Malgré la destruction et la mort, la religieuse n’a pas perdu espoir : « Ce qui est vraiment beau aujourd’hui, c’est la foi en Dieu et en sa Providence. Malgré le Chemin de Croix que nous vivons, nous sommes soutenus par la foi qu’après notre mort, nous aurons la Résurrection, comme nous l’a promis Jésus-Christ qui, à son tour, comme nous ici à Gaza, a souffert de grandes souffrances. Et de ces paroles de Nabila transpire la conscience que toute la douleur qu’elle traverse n’est pas vaine.
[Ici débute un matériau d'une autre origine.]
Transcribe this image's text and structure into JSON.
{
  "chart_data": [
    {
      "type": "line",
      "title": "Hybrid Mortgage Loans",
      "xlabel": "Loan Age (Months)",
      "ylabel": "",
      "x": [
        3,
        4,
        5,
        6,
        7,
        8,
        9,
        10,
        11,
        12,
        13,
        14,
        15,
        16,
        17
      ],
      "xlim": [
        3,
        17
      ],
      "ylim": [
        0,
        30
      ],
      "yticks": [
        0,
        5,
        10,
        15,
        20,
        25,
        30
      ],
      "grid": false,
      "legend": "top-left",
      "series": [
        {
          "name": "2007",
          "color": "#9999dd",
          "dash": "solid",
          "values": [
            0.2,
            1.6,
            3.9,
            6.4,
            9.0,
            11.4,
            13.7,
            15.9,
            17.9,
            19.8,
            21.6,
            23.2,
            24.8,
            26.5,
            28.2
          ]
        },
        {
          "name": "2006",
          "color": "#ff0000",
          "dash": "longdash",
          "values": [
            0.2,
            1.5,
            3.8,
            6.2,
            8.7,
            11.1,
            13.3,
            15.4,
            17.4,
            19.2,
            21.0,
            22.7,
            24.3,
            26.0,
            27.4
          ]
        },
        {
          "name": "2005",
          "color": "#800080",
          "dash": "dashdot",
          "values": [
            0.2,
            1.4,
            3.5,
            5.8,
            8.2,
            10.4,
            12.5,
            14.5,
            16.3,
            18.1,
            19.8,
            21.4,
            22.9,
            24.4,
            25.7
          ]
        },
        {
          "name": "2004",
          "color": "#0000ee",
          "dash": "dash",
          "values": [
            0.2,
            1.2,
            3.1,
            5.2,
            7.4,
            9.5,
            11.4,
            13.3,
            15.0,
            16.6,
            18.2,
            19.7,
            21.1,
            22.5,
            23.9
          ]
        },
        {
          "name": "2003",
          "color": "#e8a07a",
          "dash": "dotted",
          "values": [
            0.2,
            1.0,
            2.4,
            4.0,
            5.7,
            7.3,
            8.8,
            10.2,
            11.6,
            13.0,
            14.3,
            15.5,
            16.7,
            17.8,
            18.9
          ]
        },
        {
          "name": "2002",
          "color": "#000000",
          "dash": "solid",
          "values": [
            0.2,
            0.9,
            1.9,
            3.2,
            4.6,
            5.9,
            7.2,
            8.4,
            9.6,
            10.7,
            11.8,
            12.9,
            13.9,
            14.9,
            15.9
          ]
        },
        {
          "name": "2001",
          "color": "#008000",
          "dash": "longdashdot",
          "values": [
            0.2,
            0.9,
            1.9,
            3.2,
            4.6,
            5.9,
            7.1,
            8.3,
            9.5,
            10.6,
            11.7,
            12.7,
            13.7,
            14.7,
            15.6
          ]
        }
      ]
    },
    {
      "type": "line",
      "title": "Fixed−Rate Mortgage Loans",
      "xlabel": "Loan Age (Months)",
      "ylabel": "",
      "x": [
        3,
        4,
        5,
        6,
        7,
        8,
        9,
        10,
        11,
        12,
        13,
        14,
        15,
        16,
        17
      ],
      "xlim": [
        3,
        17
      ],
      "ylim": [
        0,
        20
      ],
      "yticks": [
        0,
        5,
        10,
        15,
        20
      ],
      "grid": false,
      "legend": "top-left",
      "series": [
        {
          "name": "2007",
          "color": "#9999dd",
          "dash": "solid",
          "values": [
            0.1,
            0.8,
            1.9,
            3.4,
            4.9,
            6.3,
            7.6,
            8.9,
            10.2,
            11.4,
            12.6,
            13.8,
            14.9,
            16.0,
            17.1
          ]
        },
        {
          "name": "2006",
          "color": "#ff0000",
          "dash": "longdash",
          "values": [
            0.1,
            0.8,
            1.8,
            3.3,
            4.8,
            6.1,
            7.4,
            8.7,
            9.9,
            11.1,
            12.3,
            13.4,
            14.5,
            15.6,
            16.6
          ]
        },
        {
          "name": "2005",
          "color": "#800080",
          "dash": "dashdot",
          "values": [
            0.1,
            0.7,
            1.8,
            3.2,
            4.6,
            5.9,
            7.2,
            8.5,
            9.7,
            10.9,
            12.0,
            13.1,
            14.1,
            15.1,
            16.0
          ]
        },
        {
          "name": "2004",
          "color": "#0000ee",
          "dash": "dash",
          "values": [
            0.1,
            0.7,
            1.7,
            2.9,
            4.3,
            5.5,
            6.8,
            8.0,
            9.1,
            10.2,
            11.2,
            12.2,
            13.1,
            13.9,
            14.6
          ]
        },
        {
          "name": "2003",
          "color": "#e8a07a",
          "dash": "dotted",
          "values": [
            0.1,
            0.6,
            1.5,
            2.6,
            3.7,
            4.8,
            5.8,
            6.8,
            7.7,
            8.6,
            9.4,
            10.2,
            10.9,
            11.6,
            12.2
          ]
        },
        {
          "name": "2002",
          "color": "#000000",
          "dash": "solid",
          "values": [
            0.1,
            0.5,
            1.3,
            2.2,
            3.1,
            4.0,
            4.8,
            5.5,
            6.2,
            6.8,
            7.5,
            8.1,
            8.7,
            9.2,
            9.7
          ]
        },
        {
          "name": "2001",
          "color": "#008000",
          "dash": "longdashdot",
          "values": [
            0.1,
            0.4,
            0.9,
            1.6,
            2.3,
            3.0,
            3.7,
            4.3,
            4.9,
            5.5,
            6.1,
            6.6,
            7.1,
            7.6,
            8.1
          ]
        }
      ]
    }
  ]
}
La situation est difficile dans toute la Terre Sainte, mais Sœur Nabila, sans hésitation, affirme : « Il y a de la place dans mon cœur pour le pardon de ceux qui me font tout cela, à moi et à ma communauté. » C’est ainsi que prennent forme les exhortations à la paix formulées par Son Eminence Pierbattista Pizzaballa dans le discours prononcé à l’Université catholique sur la « nécessité de penser la paix en Terre Sainte » : « Les deux disciples d’Emmaüs, [...] ils voient les plaies glorieuses du Christ, et ce n’est qu’à la lumière de celles-ci qu’ils comprennent leurs plaies et retournent à la Ville Sainte. Ils rencontrent le « guérisseur blessé », Jésus-Christ, qui guérit leurs blessures avec ses blessures. Même nos blessures personnelles [...] peuvent être transformées en une occasion de mieux comprendre les blessures des autres et en instruments d’aide et de salut en leur faveur. Et ce n’est qu’ainsi que Pâques, malgré toute la douleur dont elle est chargée cette année, devient l’occasion de regarder ses propres blessures comme un don fécond capable de faire naître le pardon, de même que les plaies du Christ sont un symbole de la miséricorde de Dieu pour les hommes.